Cet aveu d'impuissance, les spécialistes des addictions l'entendent régulièrement prononcé par leurs patients toxicomanes ou alcooliques, mais aussi par tous ceux qui souffrent d'une dépendance à un comportement destructeur «sans drogue» : accros aux écrans vidéo, au shopping compulsif ou au jeu pathologique. Aujourd'hui, ces toxicomanies d'un genre particulier sont de plus en plus fréquentes. Au centre Marmottan, elles sont évaluées à 30 % des consultations.

Même si aucune étude n'a encore été menée, les ponts entre spéculation financière et risque de dépendance sont connus depuis longtemps. Dès 1957, le psychiatre américain Edmund Bergler mentionnait dans sa Psychologie du jeu les success hunters - «chasseurs de succès» -, une catégorie de joueurs narcissiques, très sûrs d'eux et autocentrés, qui se lançaient de manière effrénée dans la spéculation financière à haut risque pour accumuler des preuves de réussite matérielle.

«Scotché à mon écran dès le matin»

Ce monde d'excès et de vertige, Éric P., spécialiste des milieux financiers, le connaît bien. Dans les années 1980, il a été trader à la Bourse : «Tous les vendredis à 14 h 30, on attendait les chiffres américains. À 14 h 25, il y avait un silence de cathédrale dans le Palais Brongniart. Pour supporter le rythme des transactions et toutes les émotions liées au marché, la plupart des types étaient drogués à la cocaïne.» Lui a réussi à s'en sortir mais reconnaît avoir plongé il y a en­core quelques années dans un épisode «d'achat vente» frénétique. «Je croyais pouvoir gérer en bon père de famille un placement personnel de 30 000 euros. Très vite, je me suis retrouvé scotché à mon écran d'ordinateur dès le matin. J'étais à nouveau accro. Un ami m'a suggéré de fermer mon compte.

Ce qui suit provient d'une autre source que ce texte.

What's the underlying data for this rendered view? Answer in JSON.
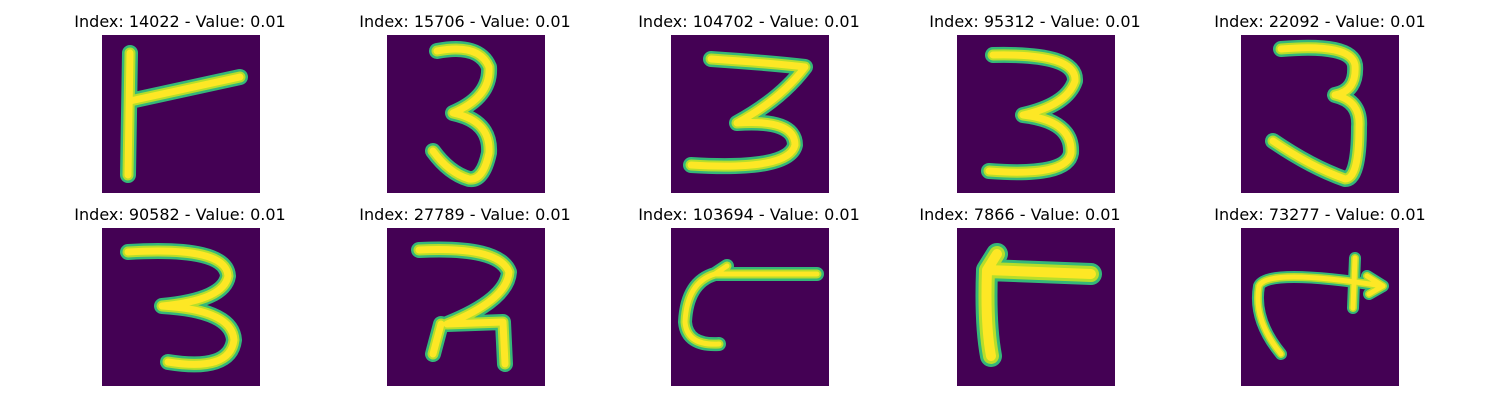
{
  "colors": {
    "background": "#440154",
    "edge": "#35b779",
    "mid": "#b5de2b",
    "core": "#fde725"
  },
  "images": [
    {
      "label": "Index: 14022 - Value: 0.01",
      "glyph": "flag-shape"
    },
    {
      "label": "Index: 15706 - Value: 0.01",
      "glyph": "digit-3"
    },
    {
      "label": "Index: 104702 - Value: 0.01",
      "glyph": "digit-3-wide"
    },
    {
      "label": "Index: 95312 - Value: 0.01",
      "glyph": "digit-3"
    },
    {
      "label": "Index: 22092 - Value: 0.01",
      "glyph": "digit-3-tall"
    },
    {
      "label": "Index: 90582 - Value: 0.01",
      "glyph": "digit-3"
    },
    {
      "label": "Index: 27789 - Value: 0.01",
      "glyph": "digit-3-sharp"
    },
    {
      "label": "Index: 103694 - Value: 0.01",
      "glyph": "hook-shape"
    },
    {
      "label": "Index: 7866 - Value: 0.01",
      "glyph": "corner-shape"
    },
    {
      "label": "Index: 73277 - Value: 0.01",
      "glyph": "arrow-shape"
    }
  ]
}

Finalement, je l'ai fait.»

Comme dans les cas de jeu patholo­gique, les pertes de contrôle décrites par Éric P. ou Jérôme Kerviel sont dues aux émotions générées par le risque. Pris dans un monde de sensations extrêmes, les addicts aux jeux d'argent disent éprouver un thrill («frisson») qui n'est pas sans rappeler le «flash» du toxicomane. Quand Kerviel explique que «en un clic, on mise 205 millions d'euros», c'est ce vertige qu'il évoque.

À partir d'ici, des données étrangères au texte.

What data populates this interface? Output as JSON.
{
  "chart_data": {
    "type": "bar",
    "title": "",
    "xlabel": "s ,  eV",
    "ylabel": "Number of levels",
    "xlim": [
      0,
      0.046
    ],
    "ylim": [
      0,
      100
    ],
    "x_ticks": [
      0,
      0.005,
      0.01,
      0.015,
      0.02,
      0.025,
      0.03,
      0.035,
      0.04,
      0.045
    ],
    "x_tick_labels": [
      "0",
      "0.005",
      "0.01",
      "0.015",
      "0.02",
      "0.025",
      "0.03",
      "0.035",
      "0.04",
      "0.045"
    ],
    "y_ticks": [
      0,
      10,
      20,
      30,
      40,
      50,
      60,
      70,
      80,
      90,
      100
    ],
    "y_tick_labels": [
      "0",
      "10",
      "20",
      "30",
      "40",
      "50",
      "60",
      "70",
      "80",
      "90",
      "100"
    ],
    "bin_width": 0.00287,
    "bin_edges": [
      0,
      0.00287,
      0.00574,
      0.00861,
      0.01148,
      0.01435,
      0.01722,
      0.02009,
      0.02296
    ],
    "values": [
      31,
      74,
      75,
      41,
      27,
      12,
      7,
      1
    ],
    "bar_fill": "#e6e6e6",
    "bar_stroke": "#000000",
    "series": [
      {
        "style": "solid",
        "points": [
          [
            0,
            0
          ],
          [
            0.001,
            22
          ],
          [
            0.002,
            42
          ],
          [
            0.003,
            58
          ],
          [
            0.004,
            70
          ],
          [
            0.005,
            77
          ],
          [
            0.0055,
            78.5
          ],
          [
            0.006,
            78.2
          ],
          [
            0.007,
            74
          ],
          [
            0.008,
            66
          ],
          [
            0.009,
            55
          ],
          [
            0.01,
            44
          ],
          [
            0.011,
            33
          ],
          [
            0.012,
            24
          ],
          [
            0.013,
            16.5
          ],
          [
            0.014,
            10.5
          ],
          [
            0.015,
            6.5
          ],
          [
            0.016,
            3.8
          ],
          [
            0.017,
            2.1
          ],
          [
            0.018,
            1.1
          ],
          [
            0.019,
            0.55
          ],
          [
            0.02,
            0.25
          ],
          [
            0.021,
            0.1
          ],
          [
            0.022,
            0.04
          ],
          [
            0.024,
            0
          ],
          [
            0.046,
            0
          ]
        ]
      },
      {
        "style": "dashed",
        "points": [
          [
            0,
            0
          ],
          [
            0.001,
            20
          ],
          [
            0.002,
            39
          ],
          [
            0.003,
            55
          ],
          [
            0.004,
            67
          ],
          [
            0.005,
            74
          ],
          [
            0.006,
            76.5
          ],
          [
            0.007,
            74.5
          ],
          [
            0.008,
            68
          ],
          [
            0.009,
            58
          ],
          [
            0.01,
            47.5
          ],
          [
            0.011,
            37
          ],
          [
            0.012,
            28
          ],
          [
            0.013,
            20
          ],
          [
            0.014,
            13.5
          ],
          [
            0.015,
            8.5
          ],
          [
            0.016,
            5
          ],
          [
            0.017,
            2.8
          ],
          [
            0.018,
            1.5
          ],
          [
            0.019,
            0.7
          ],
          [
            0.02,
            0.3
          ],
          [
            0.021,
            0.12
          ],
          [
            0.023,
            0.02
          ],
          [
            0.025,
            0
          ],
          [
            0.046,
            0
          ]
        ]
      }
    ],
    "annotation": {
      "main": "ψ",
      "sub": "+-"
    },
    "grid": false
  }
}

«Faire des journées à un million d'euros»

Autre point commun avec les toxicomanes, les traders vivent dans un monde clos, très codifié, avec ses rites et son jargon technique : autour des tables de trading, on «prend une pose» (on mise), on «yorze» (on vend), on ­«spiel» (on spécule). Chez les cocaïnomanes, on est dans un «high», on «sniffe» ou on «redescend».

Les mécanismes psychologiques à l'œuvre sont aussi communs : obsession (le spéculateur, le joueur ou le toxicomane ne pensent plus «qu'à ça») ; compulsion (ils voudraient bien arrêter de miser mais ils n'y arrivent pas). Surtout, le seuil de tolérance, ou «assuétude», augmente : ce qui faisait beaucoup d'effet au début se banalise ensuite. «Quand j'ai envoyé sur le marché mon premier ordre de 200 000 euros, ma main tremblait », raconte Kerviel. Peu à peu, cette émotion se raréfie et le trader finira par «faire des journées à 1 million d'euros». C'est là l'un des plus grands pièges des addictions : à la fin, tout finit par perdre sa saveur et lasser. Il faut sans cesse augmenter les doses pour retrouver les mêmes vertiges.

La prise en charge de ces patients repose d'ailleurs sur le deuil des sensations extrêmes. Un temps de sevrage (arrêt de l'activité professionnelle liée à la spéculation) est nécessaire et doit être accompagné d'une psychothérapie. Là, à travers la parole, le dépendant devra passer par quelques étapes incontournables : abandon des idées de toute-puissance, de la sensation de contrôle, décentrage de son intérêt monomaniaque pour la mise. Peu à peu, il lui faudra retrouver le goût des choses plus ba­nales. Et se poser des questions sur le sens de sa vie.